Attackers are actively exploiting a critical vulnerability in Array Networks’ ArrayOS AG series VPN appliances, leading to unauthorized access to enterprise networks. This flaw, residing in the DesktopDirect function, allows threat actors to inject commands and deploy webshells, posing a significant risk to organizations worldwide. Confirmed attacks leveraging this weakness have been ongoing since August 2025, with a notable concentration of targets in Japan.
The vulnerability enables attackers to execute arbitrary commands on affected systems with a high degree of freedom. While Array Networks released a patch in May 2025, the continued use of older, vulnerable versions of the ArrayOS AG software means many organizations remain exposed. Security analysts at JPCERT/CC have documented coordinated attack campaigns specifically targeting these devices, highlighting a sophisticated approach to compromising gateway appliances. The lack of a CVE identifier at this time does not diminish the severity or documented reality of these ongoing exploits.
Webshell Deployment and Attack Mechanics in ArrayOS AG Exploits
The primary method of exploiting this ArrayOS AG vulnerability involves sending specially crafted requests to the DesktopDirect interface. Attackers utilize specific characters, such as semicolons, within URLs to outmaneuver the intended command execution boundaries. This allows them to insert and run their own malicious instructions on the vulnerable device.
In documented instances, the commands executed by attackers aimed to install PHP webshells.
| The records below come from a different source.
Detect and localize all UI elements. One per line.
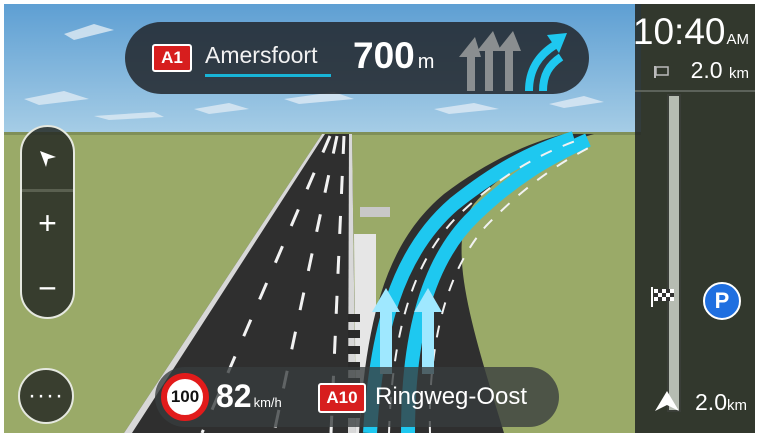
instruction-banner[interactable]: A1 Amersfoort 700 m [125, 22, 589, 94]
remaining-distance-value: 2.0 [690, 57, 723, 83]
zoom-controls: + − [20, 125, 75, 319]
destination-label: Amersfoort [205, 42, 318, 68]
zoom-in-button[interactable]: + [22, 197, 73, 249]
total-distance: 2.0km [695, 388, 747, 420]
lane-guidance-keep-right-icon [455, 27, 571, 93]
zoom-divider [22, 189, 73, 192]
current-position-arrow-icon [655, 391, 679, 411]
parking-icon[interactable]: P [703, 282, 741, 320]
distance-value: 700 [353, 35, 415, 76]
route-bar[interactable]: 10:40AM 2.0 km P 2.0km [633, 4, 755, 433]
main-menu-button[interactable]: ···· [18, 368, 74, 424]
destination-flag-icon [654, 66, 669, 78]
navigation-screen: A1 Amersfoort 700 m + − ···· 100 82 km/h… [4, 4, 755, 433]
current-road-shield: A10 [318, 383, 366, 413]
destination-underline [205, 74, 331, 77]
total-distance-value: 2.0 [695, 389, 727, 415]
current-speed: 82 km/h [216, 377, 282, 422]
speed-unit: km/h [253, 395, 282, 410]
route-bar-divider [635, 90, 755, 92]
current-street-name: Ringweg-Oost [375, 383, 528, 410]
arrival-time-value: 10:40 [632, 11, 726, 52]
zoom-out-button[interactable]: − [22, 263, 73, 313]
route-progress-track [667, 94, 681, 412]
distance-unit: m [417, 51, 435, 73]
distance-to-turn: 700 m [353, 36, 434, 82]
remaining-distance-unit: km [729, 65, 749, 82]
arrival-time: 10:40AM [633, 12, 749, 60]
bottom-info-bar: 100 82 km/h A10 Ringweg-Oost [155, 367, 559, 427]
finish-flag-icon [651, 287, 674, 307]
road-number-shield: A1 [152, 44, 192, 72]
speed-limit-sign: 100 [161, 373, 209, 421]
total-distance-unit: km [727, 397, 747, 414]
current-speed-value: 82 [216, 378, 252, 414]
pointer-icon[interactable] [22, 135, 73, 183]
arrival-ampm: AM [726, 31, 750, 48]
remaining-distance: 2.0 km [691, 56, 749, 88]
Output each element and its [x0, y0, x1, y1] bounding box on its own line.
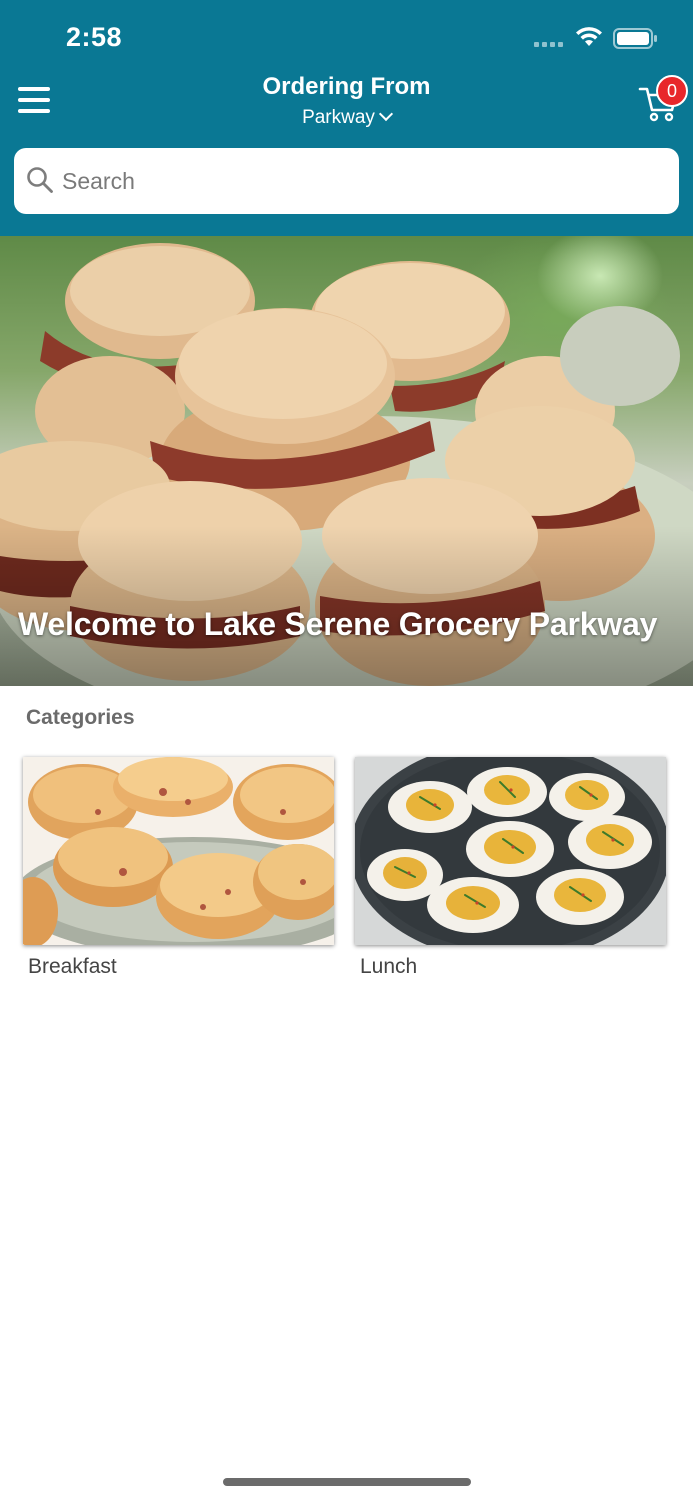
wifi-icon	[576, 27, 602, 46]
app-header: 2:58 Ordering From Parkway 0	[0, 0, 693, 236]
status-bar-time: 2:58	[66, 22, 123, 52]
cellular-signal-icon	[534, 42, 564, 48]
search-icon	[27, 167, 53, 193]
hero-banner: Welcome to Lake Serene Grocery Parkway	[0, 236, 693, 686]
category-card-breakfast[interactable]	[23, 757, 334, 945]
location-selector[interactable]: Parkway	[0, 106, 693, 129]
category-label-breakfast[interactable]: Breakfast	[28, 955, 117, 979]
category-card-lunch[interactable]	[355, 757, 666, 945]
hero-title: Welcome to Lake Serene Grocery Parkway	[18, 606, 658, 642]
cart-count-badge: 0	[656, 75, 688, 107]
lunch-image	[355, 757, 666, 945]
search-input[interactable]	[62, 148, 662, 214]
chevron-down-icon	[378, 106, 393, 122]
ordering-from-title: Ordering From	[262, 73, 431, 100]
battery-icon	[613, 28, 657, 49]
category-label-lunch[interactable]: Lunch	[360, 955, 417, 979]
home-indicator[interactable]	[223, 1478, 471, 1486]
breakfast-image	[23, 757, 334, 945]
location-label: Parkway	[302, 107, 375, 128]
categories-heading: Categories	[26, 706, 135, 729]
These webshells are essentially backdoors that grant remote command execution capabilities on the compromised appliance. Threat actors have been observed placing these webshells in specific directory paths, such as “/ca/aproxy/webapp/”, enabling persistent access.
Once initial access is gained through the command injection flaw, attackers focus on establishing persistence and moving deeper into the network. JPCERT/CC analysts have reported that successful exploitation has led to the creation of unauthorized user accounts and the deployment of backdoors. This methodical approach allows attackers to maintain a hidden presence within victim networks, facilitating further lateral movement, data exfiltration, and ultimately, more significant breaches.
The observed attack traffic has been traced to a specific source IP address, 194.233.100[.]138. However, security researchers caution that this may represent only a single point within a larger, distributed attack infrastructure. The sophistication of these attacks underscores the importance of prompt patching and robust security monitoring for organizations relying on these VPN solutions.
Mitigation and Future Outlook for ArrayOS AG Vulnerabilities
To address this critical security threat, it is imperative for organizations to upgrade their ArrayOS AG installations to version 9.4.5.9 or the latest available patched version. For those unable to immediately apply the patch, a workaround involves disabling the DesktopDirect service if remote administrator access via this feature is not strictly necessary. This action can significantly reduce the attack surface.
When applying patches or implementing workarounds, organizations are strongly advised to preserve system logs before rebooting affected appliances. Array Networks’ internal guidance suggests that reboots following updates can sometimes lead to log data loss, which could be crucial for forensic investigations in the event of a confirmed breach. Preserving these logs is vital for understanding the scope and methods of an attack.
The ongoing exploitation of this ArrayOS AG vulnerability highlights a persistent challenge in cybersecurity: the lag between patch release and widespread deployment. As attackers continue to actively scan for and exploit unpatched systems, organizations must remain vigilant. The next steps for those affected will likely involve thorough security audits, incident response planning, and a review of their patch management strategies to prevent similar incidents in the future. The continued monitoring by security researchers for new attack vectors or variations of this exploit, along with the potential assignment of a CVE identifier, will be critical in informing ongoing defense efforts.